If you have previously struggled with history taking stations, focus on building a consistent systematic framework that you apply to every case. Practise structuring your history into clear phases (presenting complaint, systems review, PMH, social, ICE) so that even under pressure, you cover all domains. Many resitters lose marks not on knowledge but on organisation and time management.
Example opening
Good morning/afternoon, my name is Dr [Name], I'm one of the doctors here today. Could I confirm your name and date of birth please? Thank you. So, what's brought you in to see me today?
Frequently asked questions
How should I structure the contact dermatitis history in this PLAB 2 station?
New-onset hand dermatitis in a healthcare worker requires the candidate to identify the occupational component (hand hygiene products, gloves), assess severity, and address the occupational health implications. Mrs Sharp is 36, a nursing assistant, with 6 to 7 weeks of itchy, dry, red skin on hands and forearms. Open with: 'Mrs Sharp, tell me about the rash and when it started in relation to your work.'
What are examiners marking in this contact dermatitis station?

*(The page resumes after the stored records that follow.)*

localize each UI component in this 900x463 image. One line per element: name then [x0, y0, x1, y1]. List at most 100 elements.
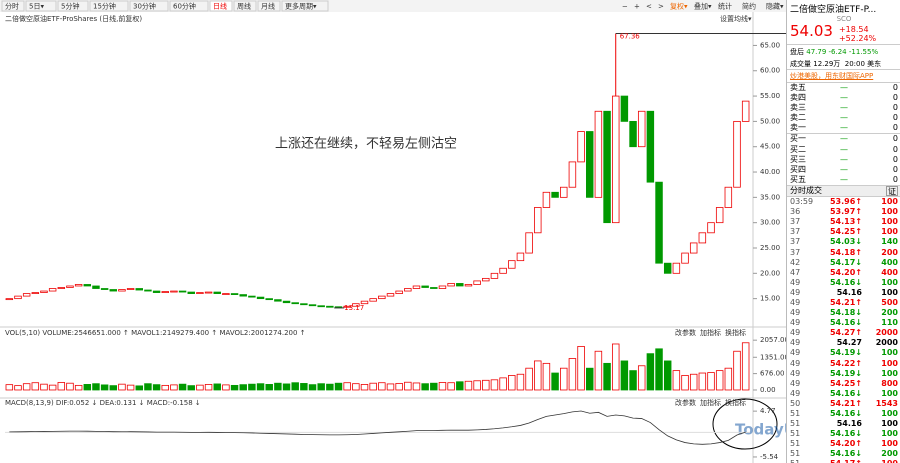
- volume-bar: [637, 365, 646, 391]
- candle: [230, 293, 239, 295]
- volume-bar: [611, 343, 620, 391]
- trade-row: 49 54.18↓ 200: [787, 308, 900, 318]
- candle: [326, 305, 334, 308]
- volume-bar: [378, 382, 386, 391]
- volume-bar: [655, 348, 663, 391]
- y-tick-label: -5.54: [760, 453, 779, 461]
- trade-row: 51 54.16↓ 100: [787, 429, 900, 439]
- text: 54.03↓: [829, 237, 862, 247]
- indicator-button[interactable]: 换指标: [725, 398, 746, 407]
- text: 49: [790, 378, 801, 388]
- volume-bar: [57, 382, 66, 391]
- candle: [733, 120, 741, 188]
- indicator-button[interactable]: 改参数: [675, 398, 696, 407]
- y-tick-label: 55.00: [760, 92, 780, 100]
- text: 0: [892, 174, 898, 184]
- ma-button[interactable]: 设置均线▾: [720, 14, 752, 23]
- volume-bar: [282, 383, 291, 391]
- tab[interactable]: [1, 0, 25, 12]
- candle: [265, 298, 273, 301]
- trade-row: 47 54.20↑ 400: [787, 268, 900, 278]
- y-tick-label: 60.00: [760, 67, 780, 75]
- volume-bar: [369, 382, 377, 391]
- indicator-button[interactable]: 加指标: [700, 398, 721, 407]
- text: 0: [892, 93, 898, 103]
- candle: [646, 110, 655, 183]
- candle: [707, 222, 715, 234]
- text: 54.20↑: [829, 439, 862, 449]
- volume-bar: [152, 384, 161, 391]
- tab[interactable]: [25, 0, 57, 12]
- candle: [135, 288, 144, 291]
- tab[interactable]: [129, 0, 169, 12]
- volume-bar: [343, 382, 351, 391]
- y-tick-label: 2057.00: [760, 336, 786, 344]
- text: 200: [881, 247, 898, 257]
- toolbar-button[interactable]: −: [622, 3, 628, 11]
- tab-label[interactable]: 15分钟: [93, 2, 116, 11]
- tab-label[interactable]: 更多周期▾: [285, 2, 317, 11]
- toolbar-button[interactable]: 简约: [742, 2, 756, 11]
- text: 49: [790, 358, 801, 368]
- toolbar-button[interactable]: 统计: [718, 2, 732, 11]
- toolbar-button[interactable]: 复权▾: [670, 2, 688, 11]
- text: 800: [881, 378, 898, 388]
- tab[interactable]: [89, 0, 129, 12]
- tab-label[interactable]: 60分钟: [173, 2, 196, 11]
- tab[interactable]: [209, 0, 233, 12]
- candle: [204, 291, 213, 294]
- text: —: [840, 164, 848, 174]
- toolbar-button[interactable]: +: [634, 3, 640, 11]
- tab-label[interactable]: 月线: [261, 2, 275, 11]
- tab-label[interactable]: 30分钟: [133, 2, 156, 11]
- candle: [724, 186, 733, 208]
- chart: 二倍做空原油ETF-ProShares (日线,前复权) 设置均线▾ 上涨还在继…: [0, 0, 786, 463]
- tab[interactable]: [57, 0, 89, 12]
- toolbar-button[interactable]: <: [646, 3, 652, 11]
- text: 证: [886, 185, 898, 197]
- text: 49: [790, 287, 801, 297]
- tab[interactable]: [169, 0, 209, 12]
- candle: [178, 290, 187, 293]
- volume-bar: [83, 384, 92, 391]
- candle: [655, 181, 663, 264]
- volume-bar: [22, 383, 31, 391]
- indicator-button[interactable]: 改参数: [675, 328, 696, 337]
- tab-label[interactable]: 分时: [5, 2, 19, 11]
- text: SCO: [836, 15, 852, 23]
- tab[interactable]: [281, 0, 329, 12]
- trade-row: 49 54.27 2000: [787, 338, 900, 348]
- volume-bar: [560, 367, 568, 391]
- indicator-button[interactable]: 加指标: [700, 328, 721, 337]
- volume-bar: [395, 383, 403, 391]
- candle: [715, 207, 724, 224]
- text: 100: [881, 439, 898, 449]
- text: 分时成交: [790, 185, 822, 195]
- candle: [248, 295, 256, 298]
- tab[interactable]: [233, 0, 257, 12]
- indicator-button[interactable]: 换指标: [725, 328, 746, 337]
- candle: [282, 300, 291, 304]
- toolbar-button[interactable]: 隐藏▾: [766, 2, 784, 11]
- tab[interactable]: [257, 0, 281, 12]
- tab-label[interactable]: 日线: [213, 2, 227, 11]
- text: —: [840, 174, 848, 184]
- volume-bar: [551, 372, 559, 391]
- toolbar-button[interactable]: 叠加▾: [694, 2, 712, 11]
- text: 炒港美股，用东财国际APP: [790, 72, 874, 80]
- dif-line: [9, 410, 746, 445]
- order-row: 卖二 — 0: [787, 113, 900, 123]
- text: 100: [881, 409, 898, 418]
- candle: [603, 110, 611, 224]
- trade-row: 03:59 53.96↑ 100: [787, 197, 900, 207]
- text: 盘后: [790, 48, 804, 56]
- tab-label[interactable]: 5分钟: [61, 2, 79, 11]
- volume-bar: [187, 385, 195, 391]
- toolbar-button[interactable]: >: [658, 3, 664, 11]
- candle: [378, 295, 386, 300]
- tab-label[interactable]: 周线: [237, 2, 251, 11]
- watermark: TodayUSStock.com 今日美股: [735, 421, 786, 439]
- y-tick-label: 4.77: [760, 407, 776, 415]
- tab-label[interactable]: 5日▾: [29, 3, 44, 11]
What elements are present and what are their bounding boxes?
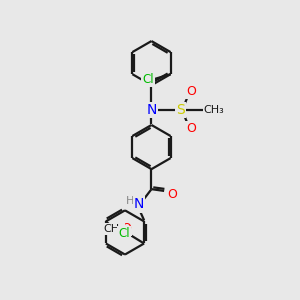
Text: N: N [134, 197, 144, 212]
Text: N: N [146, 103, 157, 117]
Text: O: O [186, 122, 196, 135]
Text: CH₃: CH₃ [204, 105, 225, 115]
Text: S: S [176, 103, 185, 117]
Text: Cl: Cl [142, 73, 154, 86]
Text: Cl: Cl [118, 227, 130, 240]
Text: O: O [121, 222, 131, 235]
Text: H: H [125, 196, 134, 206]
Text: CH₃: CH₃ [103, 224, 124, 234]
Text: O: O [186, 85, 196, 98]
Text: O: O [167, 188, 177, 201]
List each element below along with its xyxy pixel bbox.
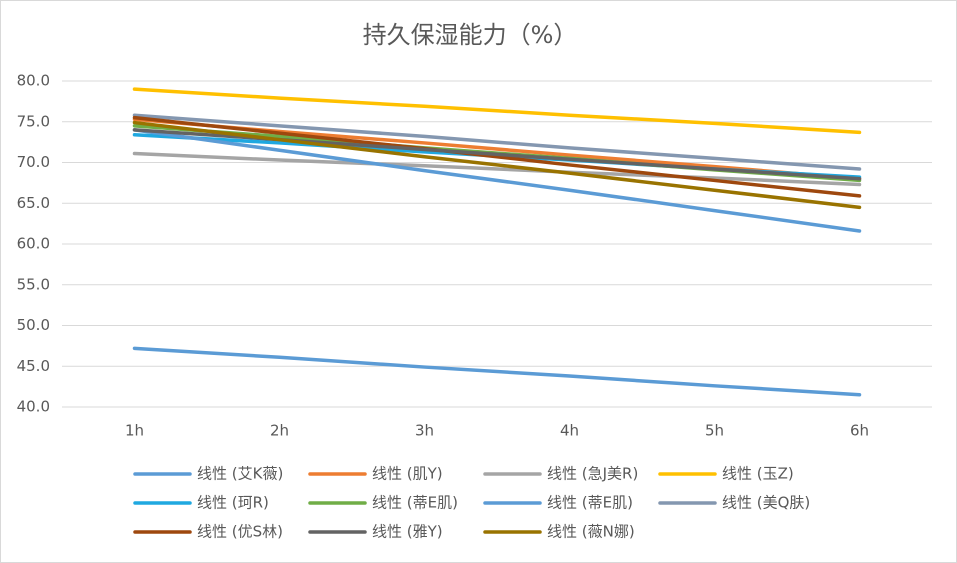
legend-label: 线性 (急J美R)	[547, 465, 638, 483]
y-tick-label: 40.0	[17, 398, 50, 416]
legend-label: 线性 (蒂E肌)	[372, 494, 458, 512]
x-tick-label: 1h	[125, 422, 144, 440]
y-tick-label: 75.0	[17, 112, 50, 130]
legend-label: 线性 (优S林)	[197, 523, 283, 541]
x-tick-label: 4h	[560, 422, 579, 440]
trend-line	[132, 128, 862, 233]
x-tick-label: 2h	[270, 422, 289, 440]
legend-label: 线性 (珂R)	[197, 494, 269, 512]
legend-label: 线性 (艾K薇)	[197, 465, 283, 483]
trend-line	[132, 346, 862, 397]
x-tick-label: 5h	[705, 422, 724, 440]
x-tick-label: 6h	[850, 422, 869, 440]
trend-line	[132, 115, 862, 198]
trend-line	[132, 120, 862, 210]
legend-label: 线性 (玉Z)	[722, 465, 794, 483]
legend-label: 线性 (美Q肤)	[722, 494, 810, 512]
y-tick-label: 60.0	[17, 235, 50, 253]
x-tick-label: 3h	[415, 422, 434, 440]
legend-label: 线性 (肌Y)	[372, 465, 443, 483]
legend-label: 线性 (雅Y)	[372, 523, 443, 541]
legend-label: 线性 (蒂E肌)	[547, 494, 633, 512]
y-tick-label: 80.0	[17, 72, 50, 90]
y-tick-label: 65.0	[17, 194, 50, 212]
y-tick-label: 70.0	[17, 153, 50, 171]
chart-title: 持久保湿能力（%）	[363, 21, 578, 49]
trend-line	[132, 113, 862, 171]
y-tick-label: 45.0	[17, 357, 50, 375]
trend-line	[132, 87, 862, 135]
legend-label: 线性 (薇N娜)	[547, 523, 635, 541]
y-tick-label: 55.0	[17, 275, 50, 293]
y-tick-label: 50.0	[17, 316, 50, 334]
trend-line	[132, 151, 862, 187]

Marks are won for: Occupational association identified. Work patterns correlating with symptoms. Irritant vs allergic distinguished. Severity assessed (broken skin, sleep, work impact). Marks are lost for: Not identifying occupational link. Not assessing severity. Not noting infection control.
What is the most common mistake candidates make in this contact dermatitis station?
Not identifying the occupational link. The temporal association with work (improving on days off) is the diagnostic clue. Candidates who diagnose 'eczema' without exploring the work relationship miss the cause.
How do I prepare for this station if I have not managed contact dermatitis in clinical practice?
Structure beats experience here. Focus on distinguishing irritant from allergic contact dermatitis: cumulative damage versus specific allergen hypersensitivity. Work through the consultation approach above, then rehearse it aloud under the 8-minute time pressure so the structure holds up in the exam.